Si Nasser Larguet n’a aucune assurance qu’un miracle se produise, il n’empêche qu’il espère que la recette qui lui a été amicalement prêtée par Numérodis, un cousin égyptien, lui permette d’inverser la tendance.

Et c’est qui le lion, maintenant ?

En effet, une victoire en Bourgogne en Coupe de France a fait du bien cette semaine. Des rumeurs courent à propos de l’arrivée d’un nouvel entraîneur, lui-même entend retourner à son centre de formation. Pourtant… Face à la tempête, c’est lui qui se tient droit, sans peur et sans reproche.

Derrière lui, une voix faible et peu convaincante.
— Souquez les artibuses !
Frank McCourt dévisage Jacques-Henri Eyraud avec un haussement de sourcils, puis il interroge Pablo Longoria du regard. L’Espagnol hausse les épaules, il ne comprend pas plus que lui les consignes de leur président.

Mais cette voix, Nasser l’ignore. Il n’a pas d’ambitions clairement définies, il est là pour essayer de redresser la barre, de représenter l’institution qu’est l’Olympique de Marseille avec dignité. Ce club, il l’aime, autant que tous ceux qui liront ce texte, il l’a dans le cœur et dans les tripes. Quand l’équipe est à la peine, son cœur saigne, et alors que le stade est privé de son public, il n’a plus l’occasion de se laisser porter par sa ferveur extatique.

Des motifs d’espoir

L’avantage de cette situation ? Il n’a rien à perdre et tout à gagner. Depuis qu’il s’est installé derrière le gouvernail, les cartes ont été rebattues. Certains joueurs peuvent profiter du contexte pour s’illustrer et intégrer le groupe professionnel, voire l’équipe première. Non, derrière les nuages sombres qui s’amoncèlent au-dessus de la mer Méditerranée, tout n’est pas si noir.
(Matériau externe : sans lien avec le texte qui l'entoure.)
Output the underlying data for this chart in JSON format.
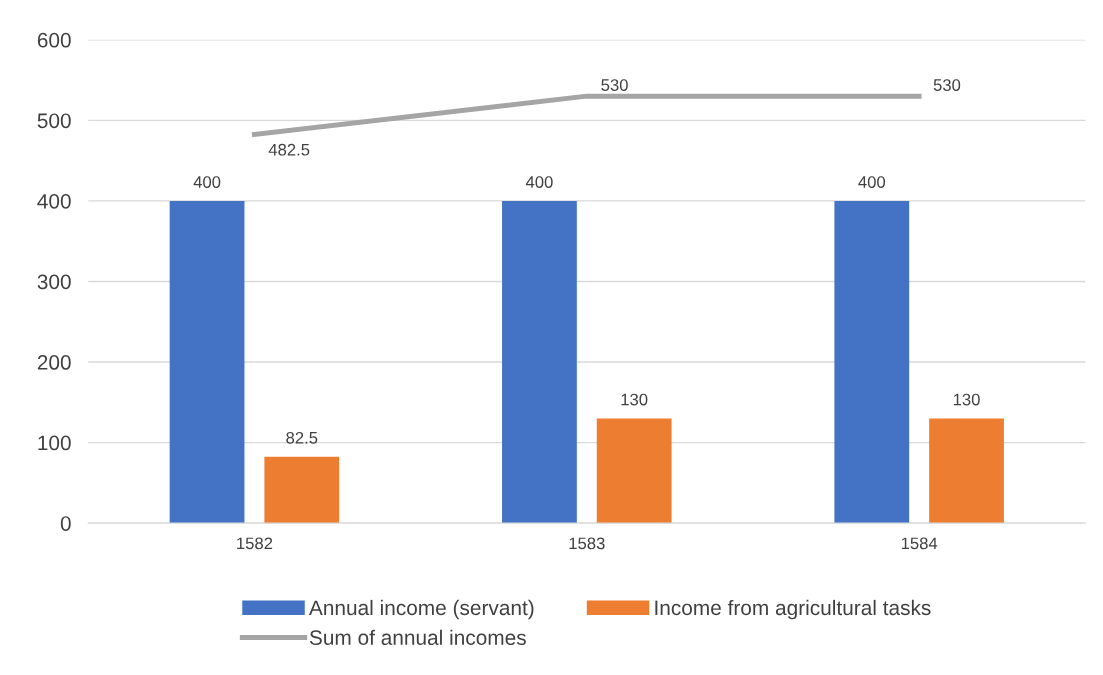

Des joueurs comme Christopher Rocchia, Lucas Perrin, Luis Henrique ou Bamba Dieng peuvent donc croire en leur chance de bouleverser la hiérarchie.

Ah Mamadou, comme c’est bon de te revoir !

Et il faut l’espérer car, à Bordeaux, Nasser sera privé de quatre de ses cadres, Arkadiusz Milik, Alvaro Gonzalez, Duje Caleta-Car et Dimitri Payet. Le golgoth polonais, fraîchement arrivé en provenance de Naples, est blessé, tout comme les deux titulaires de la charnière centrale. Quant à notre numéro dix, il va purger son deuxième match de suspension, suite au carton rouge qu’il a reçu contre le PSG lors de la précédente journée.

Si le climat est plutôt morose, quelques certitudes peuvent nous permettent de croire en un exploit, en principal la paire Kamara-Gueye qui monte en puissance au milieu de terrain et qui n’a pas démérité, loin de là, face au PSG. Tout se jouera donc dans les deux surfaces de vérité. De la bonne tenue de Balerdi et de Perrin, du rôle des latéraux dans l’animation offensive et de la complicité d’attaquants en manque cruel de confiance.

Refroidir l’ambiance

Et tu tapes, tapes, tapes…

À l’heure de prendre la mer et d’affronter les courants contraires, Nasser songe à son adversaire, Bordeaux qui reste sur trois défaite consécutives. Classé dans le ventre mou, comme son équipe, il sait que c’est le match de l’année pour eux, le seul qui compte vraiment. Un match nul suffira à les contenter et à provoquer des scènes de liesse dans leur cité. Il ne leur en faut pas plus. Ce club qui était autrefois considéré comme l’un des gros morceaux du championnat n’a plus d’ambitions depuis des années.

Leur gâcher la fête, voilà le meilleur moyen de briser la malédiction et de redonner un peu d’intérêt à la saison de l’Olympique de Marseille. Dimanche soir, les Bordelais seront surmotivés, comme ils sont incapables de l’être contre Lyon, Lille, Monaco ou Paris. Nicolas De Préville se prendra pour Pippo Inzaghi et Pablo pour Laurent Blanc. Survoltés, ils joueront pour ne pas perdre.

Une vieille connaissance

Goscinny et Uderzo ? Je connais pas, moi je ne lis que du Nietzsche !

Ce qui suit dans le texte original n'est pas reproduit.